题目来自“ICPC Central Russia Regional Contest (CRRC 19)”，

终于有用高中/大学学到的知识能做的题了。

Description

While analyzing a mathematical problem, a programmer, Basil by name, noticed an interesting fact: for the numbers $2$ and $4$ holds the equality $2^4=4^2$. ‘This could be a great challenge for the participants of the programming championship,’ he thought.
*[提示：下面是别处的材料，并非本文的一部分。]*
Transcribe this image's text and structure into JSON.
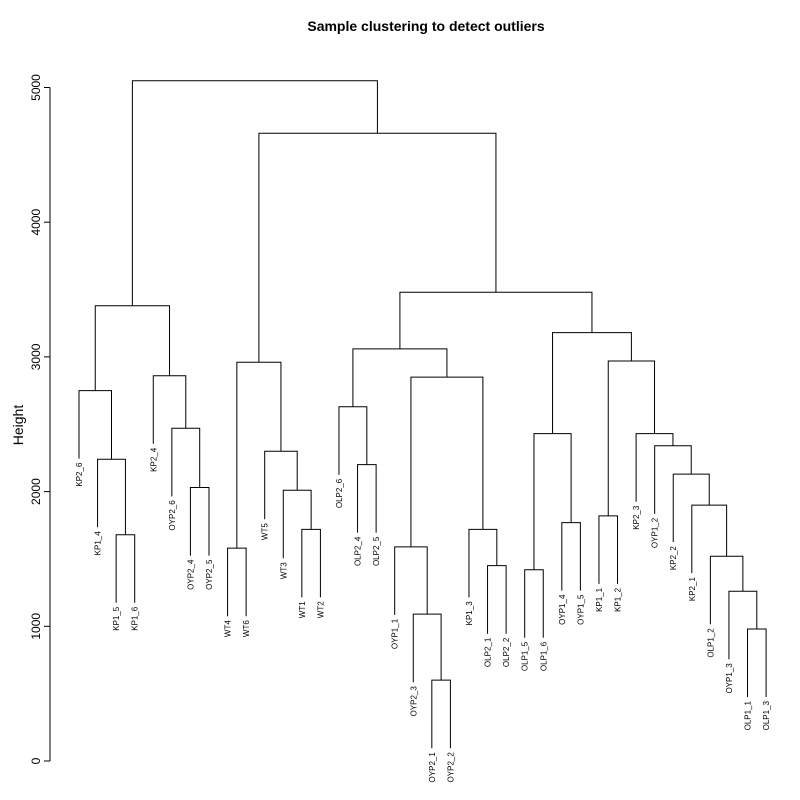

Unfortunately, Basil could not find other such pairs of numbers, the pair $2$ and $4$ was his only combination that he could think of. ‘Okay, then we’ll change the conditions, let there be three numbers,’ Basil decided. The written program of enumeration options confirmed that with three numbers the task made sense.

Your task: find the integer $x$ by the given integers $a$ and $b$ such that falls in the range from $1$ to $10^{18}$ (Basil’s program didn’t deal with greater numbers) such that $a^x=x^b$. If there are several such numbers, type the smaller of them. If such a number does not exist, type $0$.

Input

The input data consist of two integers $a$ and $b (2\le a,b\le 10000; a\ne b)$, separated by a blank space.

Output

The integer $x$ if there is a solution, or $0$ (zero) if there is no solution.

题目大意

给定 $a,b(1\le a,b\le 10000)$，问是否存在 $x(1\le x\le 10^{18})$，使得 $a^x=x^b$，并输出 $x$。

题解

一开始想到的是二次剩余之类的算法，还有数论。

但是既然 $x$ 是唯一的未知数，我们可以把它解出来。

$$ \begin{aligned} a^x&=x^b\\ x\ln a&=b\ln x\\ \frac{x}{\ln x}&=\frac{b}{\ln a} \end{aligned} $$

而 $y=\frac x{\ln x}(x\in[1,+\infty))$ 的图像如下：

因为 $x\in[1,+\infty)$，$y=\frac x{\ln x}$ 在 $(1,\mathrm e)$ 减，$(\mathrm e,+\infty)$ 增，若 $x=1$ 或 $x=2$ 满足条件，则优先输出（题目要求多解输出较小的）；同时由于 $a\ne b$，$x\ne 1$。如果没有，就可以在 $[3,+\infty)$ 这个单调区间进行二分找出 $x$。二分的 $\varepsilon=10^{-8}$。

最终的验证环节有一点复杂，一开始想的是最终结果如果与最近的整数相差不超过 $10^{-5}$，$x$ 就是这个整数。但是这样仍然会有精度问题。

最后回到了题目本身，验证 $a^x=x^b$ 即可，用快速幂对 $1000000007$ 取模。如果不放心还可以双哈希。时间复杂度 $O(\log(10^{18}))$。

Code：

#include<iostream>
#include<map>
#include<algorithm>
#include<vector>
#include<queue>
#include<cstring>
#include<cmath>
#include<bitset>
using namespace std;
#define ls (k<<1)
#define rs (k<<1|1)
//#define mid ((l+r)>>1)
#define ll long long
#define eps 1e-7
int gcd(int x,int y)
{
	while(y)
	{
		int t=x%y;
		x=y;
		y=t;
	}
	return x;
}
int cnt[1010];
char s[10010];
const ll p=1000000007;
ll qpow(ll x,ll y)
{
	ll ans=1;
	while(y)
	{
		if(y&1)
			ans=ans*x%p;
		x=x*x%p;
		y>>=1;
	}
	return ans;
}
int main()
{
	int a,b;
	scanf("%d%d",&a,&b);
	if((1ll<<b)==1ll*a*a)
	{
		puts("2");
		return 0;
	}
	double t=b/log(a);
	double l=exp(1),r=1e18;
	while(r-l>1e-8)
	{
		double mid=(l+r)/2;
		double tt=mid/log(mid);
		if(tt<t)
			l=mid;
		else
			r=mid;
	}
	ll i=floor(l+.5);
	if(qpow(a,i)==qpow(i,b))
		printf("%lld\n",i);
	else
		puts("0");
	return 0;
}